In the midst of a tumultuous geopolitical landscape where threats to human rights are increasingly prevalent, it is vital to consider the efficacy and viability of the Court’s influence in the years to come. Of course, there exists the perennial problem of any international institution: the lack of an enforcement mechanism. By the very nature of the Court, its members must choose whether or not they are willing to be held accountable. Even if they do opt into the jurisdiction of the Court by joining the Rome Statute and cooperating in an investigation, the Court is reliant on the enforcement mechanisms of member states to act on its rulings. As evidenced by Putin’s travels to Mongolia, this method of execution of justice is not entirely reliable. In the case of former Philippine President Rodrigo Duterte, the leader simply removed the country from the court’s jurisdiction in response to an investigation into his anti-drug crackdowns. Duterte has since sought office again. The response of the Court to this restriction on its impact presents a pattern that has faced criticism in recent years: its convictions are concentrated heavily among African leaders in countries that hold less diplomatic sway, which allows them to evade accountability from international institutions. This approach presents an unjust way in which international law is applied globally, hinting at the influence of traditional heavyweights in international affairs even in a purportedly independent Court system.

Admittedly, the ICC has recently shifted gears away from solely focusing on countries in the developing world. However, the focus of the Court on states and actors with greater geopolitical clout has come with its own set of troubles. As the UN desperately seeks resolution to an international “deficit of trust” in international institutions, the rulings of the Court have become increasingly politicized and undermined by relevant powers. In the case of the Prosecutor’s attempts to issue arrest warrants for leaders of Israel and Hamas, leaders on both sides of the issue have aggressively rejected and condemned the Court, considering its decisions biased and “absurd.” Meanwhile, allegations of sexual misconduct against Prosecutor Khan have further undermined the perceived legitimacy of his work in the region. For a judicial system whose power rests on objectivity and truth, these claims and allegations are particularly detrimental to the legitimacy of the Court’s actions.

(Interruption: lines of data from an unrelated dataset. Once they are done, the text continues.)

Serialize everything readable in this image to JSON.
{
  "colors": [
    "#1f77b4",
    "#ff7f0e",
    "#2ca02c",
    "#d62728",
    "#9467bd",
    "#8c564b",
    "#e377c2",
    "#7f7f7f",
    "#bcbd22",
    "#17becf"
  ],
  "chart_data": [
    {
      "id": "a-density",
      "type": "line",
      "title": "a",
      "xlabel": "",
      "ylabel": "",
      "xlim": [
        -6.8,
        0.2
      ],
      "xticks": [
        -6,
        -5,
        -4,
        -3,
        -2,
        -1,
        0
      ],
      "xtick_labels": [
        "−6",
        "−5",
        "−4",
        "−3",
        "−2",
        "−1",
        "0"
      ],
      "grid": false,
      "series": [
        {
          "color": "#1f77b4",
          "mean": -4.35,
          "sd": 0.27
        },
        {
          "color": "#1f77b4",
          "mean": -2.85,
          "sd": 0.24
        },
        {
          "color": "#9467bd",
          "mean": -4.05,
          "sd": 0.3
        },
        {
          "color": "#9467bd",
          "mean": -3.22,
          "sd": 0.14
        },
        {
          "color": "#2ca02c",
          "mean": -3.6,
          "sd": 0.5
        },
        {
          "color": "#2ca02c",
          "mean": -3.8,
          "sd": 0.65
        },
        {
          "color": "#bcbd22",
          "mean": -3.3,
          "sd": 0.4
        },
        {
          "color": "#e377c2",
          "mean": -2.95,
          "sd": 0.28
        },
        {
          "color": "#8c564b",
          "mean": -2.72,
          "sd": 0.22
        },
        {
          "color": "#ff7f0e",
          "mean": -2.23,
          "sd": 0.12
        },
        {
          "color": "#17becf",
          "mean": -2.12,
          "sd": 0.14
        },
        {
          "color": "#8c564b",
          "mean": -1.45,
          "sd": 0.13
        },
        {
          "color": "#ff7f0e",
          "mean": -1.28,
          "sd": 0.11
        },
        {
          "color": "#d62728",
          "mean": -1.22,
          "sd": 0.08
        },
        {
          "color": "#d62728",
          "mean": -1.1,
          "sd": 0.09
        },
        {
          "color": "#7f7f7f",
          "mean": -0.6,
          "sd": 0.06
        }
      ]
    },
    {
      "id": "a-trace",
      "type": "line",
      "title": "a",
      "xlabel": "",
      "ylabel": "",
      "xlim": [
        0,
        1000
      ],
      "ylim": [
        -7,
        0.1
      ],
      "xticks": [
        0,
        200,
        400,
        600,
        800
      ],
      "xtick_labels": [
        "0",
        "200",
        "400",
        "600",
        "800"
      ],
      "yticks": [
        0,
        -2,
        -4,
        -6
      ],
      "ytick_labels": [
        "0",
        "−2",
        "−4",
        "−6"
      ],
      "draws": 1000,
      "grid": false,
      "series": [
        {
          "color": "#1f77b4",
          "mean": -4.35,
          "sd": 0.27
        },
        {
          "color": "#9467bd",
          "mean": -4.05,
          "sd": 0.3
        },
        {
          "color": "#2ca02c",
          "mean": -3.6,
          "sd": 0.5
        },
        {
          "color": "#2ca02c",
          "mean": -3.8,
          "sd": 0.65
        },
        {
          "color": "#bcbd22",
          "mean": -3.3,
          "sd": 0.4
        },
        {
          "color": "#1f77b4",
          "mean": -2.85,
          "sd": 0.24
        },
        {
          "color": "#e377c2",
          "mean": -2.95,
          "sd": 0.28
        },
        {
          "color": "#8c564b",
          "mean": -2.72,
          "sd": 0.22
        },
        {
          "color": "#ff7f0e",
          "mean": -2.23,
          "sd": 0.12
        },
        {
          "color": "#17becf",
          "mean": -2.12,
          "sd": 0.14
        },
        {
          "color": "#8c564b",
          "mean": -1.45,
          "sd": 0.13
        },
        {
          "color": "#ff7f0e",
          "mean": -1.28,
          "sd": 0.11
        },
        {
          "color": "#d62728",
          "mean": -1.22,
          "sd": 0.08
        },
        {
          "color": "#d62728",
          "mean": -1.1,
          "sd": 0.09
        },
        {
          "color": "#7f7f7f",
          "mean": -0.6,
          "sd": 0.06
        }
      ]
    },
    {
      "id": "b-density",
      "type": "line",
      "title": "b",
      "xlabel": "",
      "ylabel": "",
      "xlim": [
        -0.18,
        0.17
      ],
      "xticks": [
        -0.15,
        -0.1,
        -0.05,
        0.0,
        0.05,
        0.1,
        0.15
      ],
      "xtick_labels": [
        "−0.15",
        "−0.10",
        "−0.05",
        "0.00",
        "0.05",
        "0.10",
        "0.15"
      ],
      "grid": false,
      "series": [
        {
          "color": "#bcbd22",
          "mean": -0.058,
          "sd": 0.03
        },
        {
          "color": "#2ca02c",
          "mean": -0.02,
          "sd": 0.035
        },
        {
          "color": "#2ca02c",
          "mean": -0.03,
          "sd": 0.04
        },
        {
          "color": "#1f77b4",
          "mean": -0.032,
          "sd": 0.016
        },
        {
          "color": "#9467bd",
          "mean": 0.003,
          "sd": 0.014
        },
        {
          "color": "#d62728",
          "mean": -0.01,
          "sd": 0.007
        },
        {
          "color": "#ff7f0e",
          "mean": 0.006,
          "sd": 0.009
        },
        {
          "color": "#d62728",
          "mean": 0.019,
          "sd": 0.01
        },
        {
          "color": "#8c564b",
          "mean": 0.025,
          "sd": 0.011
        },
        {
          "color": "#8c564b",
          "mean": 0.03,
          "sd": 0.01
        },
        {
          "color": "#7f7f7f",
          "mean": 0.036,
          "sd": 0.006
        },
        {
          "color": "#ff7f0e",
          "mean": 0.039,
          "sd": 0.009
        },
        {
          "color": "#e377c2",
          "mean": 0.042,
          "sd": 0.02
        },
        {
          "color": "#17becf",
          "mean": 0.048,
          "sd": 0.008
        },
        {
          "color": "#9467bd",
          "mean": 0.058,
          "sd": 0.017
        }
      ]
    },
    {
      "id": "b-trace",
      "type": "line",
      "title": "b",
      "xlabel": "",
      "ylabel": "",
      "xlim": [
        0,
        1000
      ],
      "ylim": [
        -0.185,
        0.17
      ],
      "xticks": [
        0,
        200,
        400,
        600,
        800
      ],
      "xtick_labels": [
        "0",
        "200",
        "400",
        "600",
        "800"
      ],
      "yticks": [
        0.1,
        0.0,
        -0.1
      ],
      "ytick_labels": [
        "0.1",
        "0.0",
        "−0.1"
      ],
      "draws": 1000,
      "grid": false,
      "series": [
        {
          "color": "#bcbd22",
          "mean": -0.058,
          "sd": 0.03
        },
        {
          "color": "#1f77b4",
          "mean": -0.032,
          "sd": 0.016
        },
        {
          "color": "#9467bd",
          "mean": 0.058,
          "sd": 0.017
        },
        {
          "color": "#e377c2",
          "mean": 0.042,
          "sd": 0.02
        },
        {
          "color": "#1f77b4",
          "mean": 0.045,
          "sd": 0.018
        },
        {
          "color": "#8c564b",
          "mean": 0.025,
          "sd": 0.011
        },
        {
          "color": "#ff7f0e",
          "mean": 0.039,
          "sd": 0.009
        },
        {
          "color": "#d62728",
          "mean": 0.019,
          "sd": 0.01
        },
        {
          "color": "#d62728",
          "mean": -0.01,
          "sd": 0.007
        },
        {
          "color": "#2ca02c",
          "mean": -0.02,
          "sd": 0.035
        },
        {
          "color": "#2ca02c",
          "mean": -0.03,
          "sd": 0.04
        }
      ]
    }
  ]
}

Ultimately, the lack of reliable or legitimate systems of justice in many regions during or following periods of conflict provides a basis for the ICC’s existence. Despite challenges by great powers, the court will likely continue to play a critical role in holding perpetrators accountable in countries that welcome its objectivity and resources. Unfortunately, as is frequently the case for internationally recognized institutions, the court is limited by resistance from influential states like the US and China, and will face opposition when acting against the interests of those in power across the world. Despite this reality, the court has proven its worth as a forum for the documentation of international injustice and as an effective court of last resort in post-conflict zones. The court’s recent failures to act on its convictions must not completely overshadow its successes, nor can they erase the motivations of the Rome Statute, produced by a century’s worth of evidence in favor of an international judicial body. While grand expectations for the tangible impact of the court’s decisions may need to be tempered, the ICC will continue to provide an important, if not paramount, role in the international community’s ever-evolving regulatory architecture where it is welcome to do so.